Peace Adzo Medie is Senior Lecturer in Gender and International Politics at the University of Bristol. She is the author of Global Norms and Local Activeness: The Campaigns to End Violence against Women in Africa (Oxford Academy Press, 2020). His Only Wife is her debut novel.

Jenna Maurice, HarperCollins

"The volume I'm most thankful for? Where the Sidewalk Ends by Shel Silverstein. My mother and male parent would read me poems from it before bed — I'thousand convinced it infused me non simply with a sense of poetic cadence, but also a wry sense of sense of humor."

Victoria "Five.East." Schwab is the bestselling author of more than than a dozen books, including Barbarous, the Shades of Magic series, and This Savage Song. Her latest novel, The Invisible Life of Addie LaRue, is BuzzFeed Volume Club's December option. Read an extract from The Invisible Life of Addie LaRue.

Meg Vázquez, Square Fish

"My babyhood best friend gave me Troubling a Star by Madeleine Fifty'Engle for Hanukkah when I was 11 years former, and it's notwithstanding my favorite book of all time. I love the style it defies genre (it's a political thriller/YA romance that includes a lot of scientific research and likewise poetry??), and the way it values smartness, gutsiness, vulnerability, kindness, and a sense of hazard. The book follows xvi-yr-old Vicky Austin'southward life-altering trip to Antarctica; her trip inverse my life, too. In a yr when safe travel is about impossible, I'grand then grateful to be able to return to her story over again and again."

Kate Stayman-London's debut novel, One to Watch, is well-nigh a plus-size blogger who'southward been asked to star on a Bachelorette-similar reality show.

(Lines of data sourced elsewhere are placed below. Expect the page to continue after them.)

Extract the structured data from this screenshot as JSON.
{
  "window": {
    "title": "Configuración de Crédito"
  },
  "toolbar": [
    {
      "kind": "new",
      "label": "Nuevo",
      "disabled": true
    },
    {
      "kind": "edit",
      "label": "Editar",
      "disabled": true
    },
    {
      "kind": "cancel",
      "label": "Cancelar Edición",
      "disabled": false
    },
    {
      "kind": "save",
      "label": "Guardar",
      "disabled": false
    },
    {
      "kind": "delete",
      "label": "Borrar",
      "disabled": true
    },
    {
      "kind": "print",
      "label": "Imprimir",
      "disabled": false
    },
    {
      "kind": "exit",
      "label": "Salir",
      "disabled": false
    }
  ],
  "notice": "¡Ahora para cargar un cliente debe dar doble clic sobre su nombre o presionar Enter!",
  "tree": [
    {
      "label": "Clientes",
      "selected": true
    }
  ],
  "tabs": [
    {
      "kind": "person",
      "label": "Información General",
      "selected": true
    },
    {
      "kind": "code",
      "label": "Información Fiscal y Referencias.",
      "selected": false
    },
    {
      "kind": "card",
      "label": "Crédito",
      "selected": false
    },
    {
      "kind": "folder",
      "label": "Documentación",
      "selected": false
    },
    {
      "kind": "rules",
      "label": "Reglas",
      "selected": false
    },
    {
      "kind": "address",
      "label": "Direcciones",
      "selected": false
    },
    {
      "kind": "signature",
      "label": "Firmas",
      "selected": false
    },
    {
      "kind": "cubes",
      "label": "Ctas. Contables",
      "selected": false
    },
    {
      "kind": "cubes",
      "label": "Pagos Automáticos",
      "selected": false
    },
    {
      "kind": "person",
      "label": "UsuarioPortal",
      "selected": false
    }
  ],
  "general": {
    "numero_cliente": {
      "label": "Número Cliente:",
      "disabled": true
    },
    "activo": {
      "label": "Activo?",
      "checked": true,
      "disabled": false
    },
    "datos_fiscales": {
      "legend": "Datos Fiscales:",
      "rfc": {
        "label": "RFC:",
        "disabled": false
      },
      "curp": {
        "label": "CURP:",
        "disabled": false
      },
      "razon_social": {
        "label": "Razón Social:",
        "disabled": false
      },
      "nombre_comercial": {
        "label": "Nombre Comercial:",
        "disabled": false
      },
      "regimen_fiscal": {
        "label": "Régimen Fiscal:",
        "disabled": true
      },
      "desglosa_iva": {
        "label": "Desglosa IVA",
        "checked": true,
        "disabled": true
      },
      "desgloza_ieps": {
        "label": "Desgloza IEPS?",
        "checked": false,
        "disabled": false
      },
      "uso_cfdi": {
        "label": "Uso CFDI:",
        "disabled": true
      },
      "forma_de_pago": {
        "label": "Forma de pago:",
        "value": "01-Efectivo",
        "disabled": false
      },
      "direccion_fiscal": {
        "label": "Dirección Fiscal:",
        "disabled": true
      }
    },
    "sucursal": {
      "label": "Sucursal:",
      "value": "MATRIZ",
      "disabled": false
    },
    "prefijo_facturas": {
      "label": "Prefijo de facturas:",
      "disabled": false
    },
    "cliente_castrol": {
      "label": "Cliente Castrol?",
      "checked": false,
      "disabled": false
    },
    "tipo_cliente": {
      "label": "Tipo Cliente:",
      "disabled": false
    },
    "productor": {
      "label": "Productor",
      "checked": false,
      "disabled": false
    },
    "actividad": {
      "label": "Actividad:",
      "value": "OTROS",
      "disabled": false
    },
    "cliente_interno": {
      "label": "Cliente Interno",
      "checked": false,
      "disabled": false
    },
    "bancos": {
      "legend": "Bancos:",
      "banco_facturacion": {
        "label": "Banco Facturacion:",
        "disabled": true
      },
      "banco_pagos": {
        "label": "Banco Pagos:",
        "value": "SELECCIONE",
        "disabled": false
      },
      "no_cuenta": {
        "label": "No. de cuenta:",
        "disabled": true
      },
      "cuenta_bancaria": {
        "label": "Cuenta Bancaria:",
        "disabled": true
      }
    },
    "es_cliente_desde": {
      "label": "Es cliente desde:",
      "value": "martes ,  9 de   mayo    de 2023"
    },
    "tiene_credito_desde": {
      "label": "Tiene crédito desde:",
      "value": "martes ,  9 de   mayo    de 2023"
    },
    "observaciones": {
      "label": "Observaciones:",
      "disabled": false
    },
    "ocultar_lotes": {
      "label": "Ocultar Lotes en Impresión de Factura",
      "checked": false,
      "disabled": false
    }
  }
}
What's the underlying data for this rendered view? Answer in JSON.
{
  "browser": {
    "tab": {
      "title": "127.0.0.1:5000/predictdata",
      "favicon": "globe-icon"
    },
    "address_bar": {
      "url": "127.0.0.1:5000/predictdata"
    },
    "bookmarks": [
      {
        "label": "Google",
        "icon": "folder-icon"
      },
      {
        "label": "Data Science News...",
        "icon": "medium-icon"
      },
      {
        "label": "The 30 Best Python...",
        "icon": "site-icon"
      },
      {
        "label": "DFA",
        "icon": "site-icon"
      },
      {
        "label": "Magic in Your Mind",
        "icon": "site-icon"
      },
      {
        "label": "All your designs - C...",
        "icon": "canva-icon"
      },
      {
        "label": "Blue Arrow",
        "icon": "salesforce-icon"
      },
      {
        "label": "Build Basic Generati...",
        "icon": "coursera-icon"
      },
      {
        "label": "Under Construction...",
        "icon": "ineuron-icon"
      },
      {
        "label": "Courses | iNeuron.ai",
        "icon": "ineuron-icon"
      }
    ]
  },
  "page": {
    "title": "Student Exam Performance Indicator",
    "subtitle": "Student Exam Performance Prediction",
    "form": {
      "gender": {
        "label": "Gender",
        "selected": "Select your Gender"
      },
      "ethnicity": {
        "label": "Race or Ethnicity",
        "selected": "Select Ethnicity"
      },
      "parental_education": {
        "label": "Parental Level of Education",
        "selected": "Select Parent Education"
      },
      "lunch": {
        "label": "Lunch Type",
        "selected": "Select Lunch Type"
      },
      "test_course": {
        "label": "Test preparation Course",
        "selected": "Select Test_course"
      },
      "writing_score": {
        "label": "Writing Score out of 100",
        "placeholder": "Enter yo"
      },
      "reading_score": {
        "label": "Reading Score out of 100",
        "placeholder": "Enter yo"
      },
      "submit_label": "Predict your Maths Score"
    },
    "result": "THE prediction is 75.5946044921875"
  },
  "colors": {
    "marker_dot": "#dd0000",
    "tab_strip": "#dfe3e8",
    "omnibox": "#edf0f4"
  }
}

Stayman-London served as lead digital writer for Hillary Rodham Clinton'southward 2016 presidential campaign and has written for notable figures, from former president Obama and Malala Yousafzai to Anna Wintour and Cher.

Katharine McGee is grateful for the Redwall serial by Brian Jacques. Chris Bailey Photography, Firebird

"I'm thankful for the Redwall books past Brian Jacques. I discovered the series in unproblematic schoolhouse, and it sparked a love of big, epic stories that has never left me. (If y'all read my books, y'all know I can't resist a wide cast of characters!) I used to read the books aloud to my younger sister, using funny voices for all the narrators. Now that I take a trivial boy of my ain, I can't wait to someday share Redwall with him."

Katharine McGee is the New York Times bestselling author of American Royals and its sequel, Majesty. She is also the author of the Thousandth Flooring trilogy.

Beth Gwinn, Time-Life Books

"I am thankful most for books that bear me out of the world and back again, and while I discover it painful to choose amidst them, here's one early and one belatedly: Zen Cho'south Black H2o Sister, which comes out in 2021 only I devoured only two days ago, and the long out-of-print Wizards and Witches volume of the Time-Life Enchanted World series, which is where I starting time read virtually the legend of the Scholomance."

Naomi Novik is the New York Times bestselling writer of the Nebula Award–winning novel Uprooted, Spinning Silver, and the ix-volume Temeraire serial. Her latest novel, A Deadly Education, is the first of the Scholomance trilogy.

Christina Lauren are grateful for the Twilight series by Stephenie Meyer. Christina Lauren, Little, Brown and Company

"We are thankful for the Twilight series for about a million reasons, non the least of which it'southward what brought the two of united states of america together. Writing fanfic in a infinite where we could exist silly and messy together taught united states of america that nosotros don't have to be perfect, but there's no impairment in trying to become better with every attempt. It also cemented for us that the best relationships are the ones in which y'all tin can be your real, authentic self, even when yous're struggling to practice things you never thought you'd be dauntless enough to attempt. Twilight brought millions of readers back into the fold and inspired hundreds of romance authors. Nosotros really do give thanks Stephenie Meyer every day for the gift of Twilight and the fandom it created."